The founder of First Leaside Group defrauded investors last year when he failed to warn them about concerns raised in a review by accounting firm Grant Thornton, the Ontario Securities Commission alleged Monday.
In addition to founder David Phillips, the regulator has also levelled accusations of fraud against John Wilson, a senior salesperson at First Leaside, an Uxbridge, Ont.-based firm that offered investors limited partnerships and other investment pools primarily focused on real estate holdings.
Both men resigned from the firm earlier this year, and lawyer Alistair Crawley, who has been representing Mr. Phillips, said Monday that “the allegation of fraud is a clear case of over-reaching by OSC staff and we will be seeking early hearing dates to finally determine this matter.”
“In our view, there is no evidence of any intent by Messrs. Phillips and Wilson to mislead investors,” Mr. Crawley said.
First Leaside filed for bankruptcy protection in February, leaving about 1,200 investors in the lurch, many of them wealthy individuals in the Toronto area.
In its allegations Monday, the OSC said that Mr. Phillips directed and oversaw the sale of almost $19-million in securities while withholding important information.
The information stems from a report that accounting firm Grant Thornton Ltd. delivered on Aug. 19 last year. The report, which was the product of a six-month review of First Leaside Group, said that the future viability of the group depended on its ability to raise new capital and that there was a significant equity deficit.
The OSC alleges that Mr. Phillips supervised a sales effort that saw investors buy about $18.89-million worth of equity and debt offerings from First Leaside between Aug. 22 and Oct. 28, but did not tell those investors, or First Leaside’s other salespeople, about the Grant Thornton report. In addition to his oversight role, Mr. Phillips is alleged to have directly sold about $3.45-million worth to investors.
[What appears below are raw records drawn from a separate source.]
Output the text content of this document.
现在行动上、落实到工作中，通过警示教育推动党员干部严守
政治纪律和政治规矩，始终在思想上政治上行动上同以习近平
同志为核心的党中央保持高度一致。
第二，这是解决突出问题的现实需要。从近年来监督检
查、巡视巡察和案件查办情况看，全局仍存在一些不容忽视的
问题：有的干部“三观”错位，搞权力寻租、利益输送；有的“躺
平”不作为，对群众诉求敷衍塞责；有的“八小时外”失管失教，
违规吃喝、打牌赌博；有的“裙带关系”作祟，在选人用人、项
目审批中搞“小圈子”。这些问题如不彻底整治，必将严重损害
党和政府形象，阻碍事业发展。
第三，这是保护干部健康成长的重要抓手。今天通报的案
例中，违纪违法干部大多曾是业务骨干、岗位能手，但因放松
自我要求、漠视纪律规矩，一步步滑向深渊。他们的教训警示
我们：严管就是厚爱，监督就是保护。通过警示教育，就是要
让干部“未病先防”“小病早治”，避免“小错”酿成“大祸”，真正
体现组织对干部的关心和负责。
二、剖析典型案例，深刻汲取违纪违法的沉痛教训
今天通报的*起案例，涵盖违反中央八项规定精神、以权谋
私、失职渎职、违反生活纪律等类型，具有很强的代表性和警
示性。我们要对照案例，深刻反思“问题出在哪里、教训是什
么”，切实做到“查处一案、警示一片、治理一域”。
Mr. Wilson is alleged to have sold about $8.95-million directly to investors, and also to have failed to disclose the existence of the report, despite having received a copy.
Mr. Crawley noted that staff at the OSC also received a copy of the report, and did not talk to First Leaside at the time about disclosure. The report was reasonably viewed by management and the directors of First Leaside as not being a material change, he said.
The OSC said the Grant Thornton report came about because in February, 2011, OSC staff urged First Leaside Group to hire an independent accounting firm to conduct a viability study.
Months before that, in the fall of 2010, the OSC says its staff sought accurate, third-party valuations for some of First Leaside’s properties and the group hired CB Richard Ellis and Joseph J. Blake and Associates Inc. to carry those out. Their findings raised red flags for the regulator.
A hearing will be held June 25. Among other things, possible penalties being sought include that Mr. Phillips and Mr. Wilson pay a penalty of up to $1-million each and be banned from acting as a director or officer of any issuer or investment fund manager. The regulator has already ordered that Mr. Phillips stop trying to raise new capital from investors in the firm.
Mr. Wilson is one of First Leaside’s founding partners and was a long-serving member of its board. In 2002, First Leaside’s board asked him to relocate from Atlanta to become president of F.L. Securities Inc., and lead the company’s expansion of its real estate securities services, the group’s website says.